Both transcripts are then coded onto a "descriptor" checksheet which attempts to summarize important features of the scene. The checksheets are then scored against each other for their degree of similarity. Because there will be some degree of correspondence between any pair of descriptions, the statistical analysis of the remote perception experiment proceeds by scoring all agent checksheets against all percipient checksheets, regardless of whether they belong to the same trial. The matched scores corresponding to actual trials are then compared to the background of mismatched scores from different trials, which measures the degree of chance correspondence from random scenes, participant prejudices and styles, "Barnum" descriptions (that is, descriptions that apply to almost any scene), and, it is hoped, all other relevant confounding factors.
[edit] Staff
- Robert G. Jahn, Program Director. Jahn is an emeritus Professor of Aerospace Sciences and Dean of the School of Engineering and Applied Science, who has taught and published extensively in advanced space propulsion systems, plasma dynamics, fluid mechanics, quantum mechanics, and engineering anomalies. He is a Fellow of the American Physical Society and of the American Institute of Aeronautics and Astronautics, and has been chairman of the AIAA Electric Propulsion Technical Committee, associate editor of the AIAA Journal, and a member of the NASA Space Science and Technology Advisory Committee.

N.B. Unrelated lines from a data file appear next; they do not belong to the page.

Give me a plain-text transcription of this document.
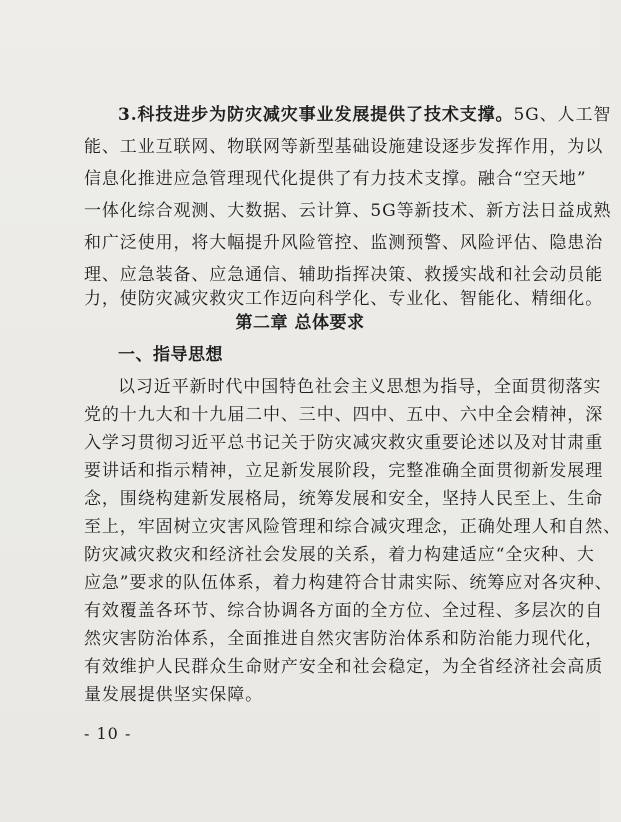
3.科技进步为防灾减灾事业发展提供了技术支撑。5G、人工智
能、工业互联网、物联网等新型基础设施建设逐步发挥作用，为以
信息化推进应急管理现代化提供了有力技术支撑。融合“空天地”
一体化综合观测、大数据、云计算、5G等新技术、新方法日益成熟
和广泛使用，将大幅提升风险管控、监测预警、风险评估、隐患治
理、应急装备、应急通信、辅助指挥决策、救援实战和社会动员能
力，使防灾减灾救灾工作迈向科学化、专业化、智能化、精细化。
第二章 总体要求
一、指导思想
以习近平新时代中国特色社会主义思想为指导，全面贯彻落实
党的十九大和十九届二中、三中、四中、五中、六中全会精神，深
入学习贯彻习近平总书记关于防灾减灾救灾重要论述以及对甘肃重
要讲话和指示精神，立足新发展阶段，完整准确全面贯彻新发展理
念，围绕构建新发展格局，统筹发展和安全，坚持人民至上、生命
至上，牢固树立灾害风险管理和综合减灾理念，正确处理人和自然、
防灾减灾救灾和经济社会发展的关系，着力构建适应“全灾种、大
应急”要求的队伍体系，着力构建符合甘肃实际、统筹应对各灾种、
有效覆盖各环节、综合协调各方面的全方位、全过程、多层次的自
然灾害防治体系，全面推进自然灾害防治体系和防治能力现代化，
有效维护人民群众生命财产安全和社会稳定，为全省经济社会高质
量发展提供坚实保障。
- 10 -
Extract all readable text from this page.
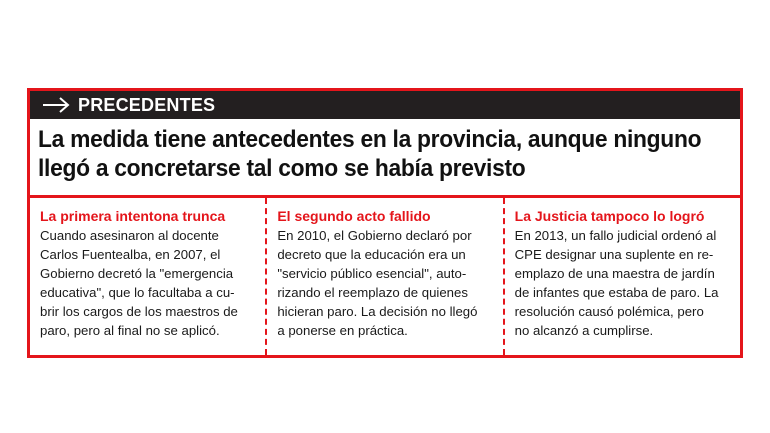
PRECEDENTES
La medida tiene antecedentes en la provincia, aunque ninguno
llegó a concretarse tal como se había previsto

La primera intentona trunca

Cuando asesinaron al docente
Carlos Fuentealba, en 2007, el
Gobierno decretó la "emergencia
educativa", que lo facultaba a cu-
brir los cargos de los maestros de
paro, pero al final no se aplicó.

El segundo acto fallido

En 2010, el Gobierno declaró por
decreto que la educación era un
"servicio público esencial", auto-
rizando el reemplazo de quienes
hicieran paro. La decisión no llegó
a ponerse en práctica.

La Justicia tampoco lo logró

En 2013, un fallo judicial ordenó al
CPE designar una suplente en re-
emplazo de una maestra de jardín
de infantes que estaba de paro. La
resolución causó polémica, pero
no alcanzó a cumplirse.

He is vice President of the Society for Scientific Exploration and Chairman of the Board of the International Consciousness Research Laboratories consortium. He has been a long-term member of the Board of Directors of Hercules, Inc. and chairman of its Technology Committee, and a member and chairman of the Board of Trustees of Associated Universities, Inc. He has received the Curtis W. McGraw Research Award of the American Society for Engineering Education and an honorary Doctor of Science degree from Andhra University.

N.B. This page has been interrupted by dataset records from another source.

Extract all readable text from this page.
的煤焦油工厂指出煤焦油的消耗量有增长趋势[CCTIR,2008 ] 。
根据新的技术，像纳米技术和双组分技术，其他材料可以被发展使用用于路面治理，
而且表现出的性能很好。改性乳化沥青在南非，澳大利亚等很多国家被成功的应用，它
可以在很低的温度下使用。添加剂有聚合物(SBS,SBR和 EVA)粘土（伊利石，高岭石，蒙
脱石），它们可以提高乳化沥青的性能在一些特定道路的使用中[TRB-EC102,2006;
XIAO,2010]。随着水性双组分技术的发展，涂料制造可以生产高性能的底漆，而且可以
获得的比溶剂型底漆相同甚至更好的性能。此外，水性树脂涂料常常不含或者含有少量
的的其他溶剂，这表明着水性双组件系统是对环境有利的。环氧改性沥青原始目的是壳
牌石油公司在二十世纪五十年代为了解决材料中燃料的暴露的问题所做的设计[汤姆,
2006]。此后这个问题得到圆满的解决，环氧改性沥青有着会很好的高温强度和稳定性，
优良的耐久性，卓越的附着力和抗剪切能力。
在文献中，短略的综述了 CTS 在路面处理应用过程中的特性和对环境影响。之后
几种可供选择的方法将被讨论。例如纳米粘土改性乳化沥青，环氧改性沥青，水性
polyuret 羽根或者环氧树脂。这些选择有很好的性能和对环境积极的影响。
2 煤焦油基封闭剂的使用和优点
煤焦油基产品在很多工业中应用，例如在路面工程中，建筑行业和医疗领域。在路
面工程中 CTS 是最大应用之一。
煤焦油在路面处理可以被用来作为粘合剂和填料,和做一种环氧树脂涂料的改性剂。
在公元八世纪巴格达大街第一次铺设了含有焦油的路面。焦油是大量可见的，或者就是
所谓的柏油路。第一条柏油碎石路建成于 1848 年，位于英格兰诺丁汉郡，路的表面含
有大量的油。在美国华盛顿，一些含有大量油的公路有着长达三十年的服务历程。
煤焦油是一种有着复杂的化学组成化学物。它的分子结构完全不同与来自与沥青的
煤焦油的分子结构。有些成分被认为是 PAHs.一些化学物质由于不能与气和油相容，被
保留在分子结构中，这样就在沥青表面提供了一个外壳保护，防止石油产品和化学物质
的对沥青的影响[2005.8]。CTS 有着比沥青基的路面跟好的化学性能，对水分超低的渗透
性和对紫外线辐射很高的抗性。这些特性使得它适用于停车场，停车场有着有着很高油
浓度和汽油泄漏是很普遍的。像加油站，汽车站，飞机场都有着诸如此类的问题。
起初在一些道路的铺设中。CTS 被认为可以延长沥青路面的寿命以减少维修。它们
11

- Brenda J. Dunne, Laboratory Manager. Dunne is formally trained as a psychologist and serves as the Laboratory Manager of the PEAR lab.

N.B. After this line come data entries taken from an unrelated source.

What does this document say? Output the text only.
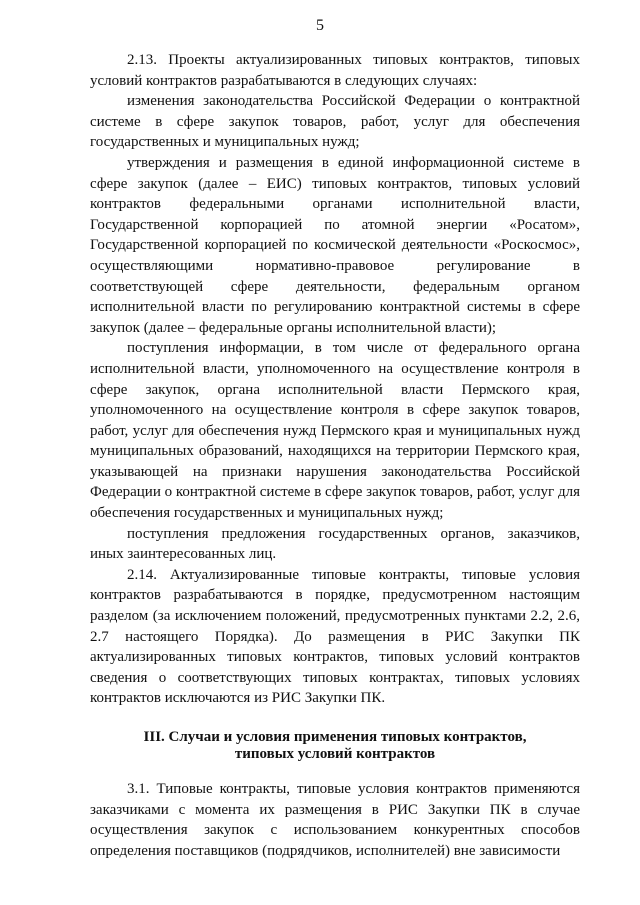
5

2.13. Проекты актуализированных типовых контрактов, типовых условий контрактов разрабатываются в следующих случаях:

изменения законодательства Российской Федерации о контрактной системе в сфере закупок товаров, работ, услуг для обеспечения государственных и муниципальных нужд;

утверждения и размещения в единой информационной системе в сфере закупок (далее – ЕИС) типовых контрактов, типовых условий контрактов федеральными органами исполнительной власти, Государственной корпорацией по атомной энергии «Росатом», Государственной корпорацией по космической деятельности «Роскосмос», осуществляющими нормативно-правовое регулирование в соответствующей сфере деятельности, федеральным органом исполнительной власти по регулированию контрактной системы в сфере закупок (далее – федеральные органы исполнительной власти);

поступления информации, в том числе от федерального органа исполнительной власти, уполномоченного на осуществление контроля в сфере закупок, органа исполнительной власти Пермского края, уполномоченного на осуществление контроля в сфере закупок товаров, работ, услуг для обеспечения нужд Пермского края и муниципальных нужд муниципальных образований, находящихся на территории Пермского края, указывающей на признаки нарушения законодательства Российской Федерации о контрактной системе в сфере закупок товаров, работ, услуг для обеспечения государственных и муниципальных нужд;

поступления предложения государственных органов, заказчиков, иных заинтересованных лиц.

2.14. Актуализированные типовые контракты, типовые условия контрактов разрабатываются в порядке, предусмотренном настоящим разделом (за исключением положений, предусмотренных пунктами 2.2, 2.6, 2.7 настоящего Порядка). До размещения в РИС Закупки ПК актуализированных типовых контрактов, типовых условий контрактов сведения о соответствующих типовых контрактах, типовых условиях контрактов исключаются из РИС Закупки ПК.

III. Случаи и условия применения типовых контрактов,
типовых условий контрактов

3.1. Типовые контракты, типовые условия контрактов применяются заказчиками с момента их размещения в РИС Закупки ПК в случае осуществления закупок с использованием конкурентных способов определения поставщиков (подрядчиков, исполнителей) вне зависимости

- York H. Dobyns, Analytical Coordinator
- Lisa Langelier-Marks, Administrative Assistant
- Elissa Hoeger, General Factotum
[edit] Emeritus members
- G. Johnston Bradish, Technical Coordinator
- Arnold L. Lettieri Jr., Communications Director
- Roger D. Nelson, Operations Coordinator
[edit] Supporters
The internal and external programs of the PEAR laboratory have been supported by a number of persons and organizations, among them: Richard Adams, the Geraldine R. Dodge Foundation, the Fetzer Institute, the Institut für Grenzgebiete der Psychologie und Psychohygiene, the Lifebridge Foundation, the James S. McDonnell Foundation, the Ohrstrom Foundation, Mr. Laurance S. Rockefeller, and the late Mr. Donald Webster, along with various other philanthropic agencies and individuals.